- This guide is designed to help you and your health care provider safely reduce and control the lymphedema in your arm. The goal of treatment is to make your arm less swollen, and to help make it continue to function normally.
- For health professional information on treating lymphedema, please see our Nursing Guidelines for Symptom Management.
- Lymphedema is a build-up of lymph fluid, usually in an arm or leg. Lymph fluid keeps our tissues free of infection. The fluid is filtered through lymph nodes (glands) in the armpit on its way to the blood stream.
- Some of the lymph nodes in the armpit are often taken out during breast cancer surgery. This is called axillary dissection and it’s done to see if there is any cancer in the lymph nodes. Another surgery is Sentinel Lymph Node dissection. Lymph nodes may be removed during surgery for other types of cancer, too. Testing the lymph nodes for cancer is a good way to see if the cancer has spread beyond the original site. Lymph node dissection occasionally changes or stops the free flow of lymph fluid. Patients develop lymphedema in the arm or leg, because lymph fluid can no longer leave the limb in the usual way.
- Most women with breast cancer don’t get lymphedema.

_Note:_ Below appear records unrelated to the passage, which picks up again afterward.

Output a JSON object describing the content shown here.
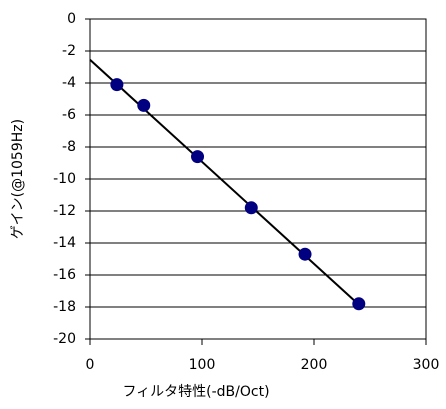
{
  "chart_data": {
    "type": "scatter",
    "x_label": "フィルタ特性(-dB/Oct)",
    "y_label": "ゲイン(@1059Hz)",
    "series": [
      {
        "color": "#000080",
        "x": [
          24,
          48,
          96,
          144,
          192,
          240
        ],
        "values": [
          -4.1,
          -5.4,
          -8.6,
          -11.8,
          -14.7,
          -17.8
        ]
      }
    ],
    "trendline": {
      "color": "#000000",
      "x": [
        0,
        240
      ],
      "values": [
        -2.55,
        -17.85
      ]
    },
    "xlim": [
      0,
      300
    ],
    "xticks": [
      0,
      100,
      200,
      300
    ],
    "ylim": [
      -20,
      0
    ],
    "yticks": [
      0,
      -2,
      -4,
      -6,
      -8,
      -10,
      -12,
      -14,
      -16,
      -18,
      -20
    ],
    "grid": true
  }
}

- The majority of women who develop arm lymphedema do so within 4 years of breast cancer treatment. If lymphedema develops, it is likely to be permanent, and only a few women will have temporary lymphedema.
- After axillary dissection (removal of underarm lymph nodes), the risk of lymphedema has been reported to be between 0% - 25%.
- The average rate is 3%, if there is no radiation therapy to the underarm area.
- With both axillary dissection and radiation therapy to the underarm area, the risk of lymphedema varies from 10 to 54%, with the average being 12%.
- The addition of regional radiation may increase the risk of arm swelling by 5 - 10%.
- Up to 16% of patients with other cancers are at risk of developing lymphedema, if they have had similar treatments such as lymph node removal with radiation therapy.
- There is currently no proven method to prevent lymphedema.
- Physiotherapy after surgery is helpful. Physiotherapists in BC who specialize in cancer patient care can be found on the
Physiotherapists of B.C. website.
- Will the lymphedema ever go away? About 7% of women who have had lymph nodes removed will develop some swelling of the arm after surgery, which is usually mild and goes away. Transient or temporary lymphedema can also show up years after surgery. It can be caused by infection or other reasons.
- Later lymphedema is of more concern because it may become permanent. Most patients who develop permanent lymphedema do so within 4 years of their breast cancer treatment, but it can also appear many years after surgery.
- Some risk factors for lymphedema can be managed. If you are concerned about lymphedema, there are things you can do to help:
- Maintain a healthy body weight
- Avoid injury to the affected limb (arm or leg).
- Watch closely for infections and report them to your healthcare provider.
- Regular, moderate exercise is also helpful.
- See the Follow up section in the Treatment tab above, for more details.
How do I know if I have lymphedema?
- You may be developing lymphedema if you notice that your hand is puffy or your arm feels heavy.
- Your sleeve, wristwatch or rings may leave deep impressions in your skin. As the lymphedema sets in, you may have pain in your arm as the backed-up fluid stretches the arm tissues and nerves. You may also experience pain in your upper back and shoulder because of the extra arm weight that these joints have to support. Report these symptoms to your doctor immediately.
- If your surgery was in the lower body, swelling may show in your leg or foot.
Swelling can result from other conditions. Your doctor may check to rule out other causes.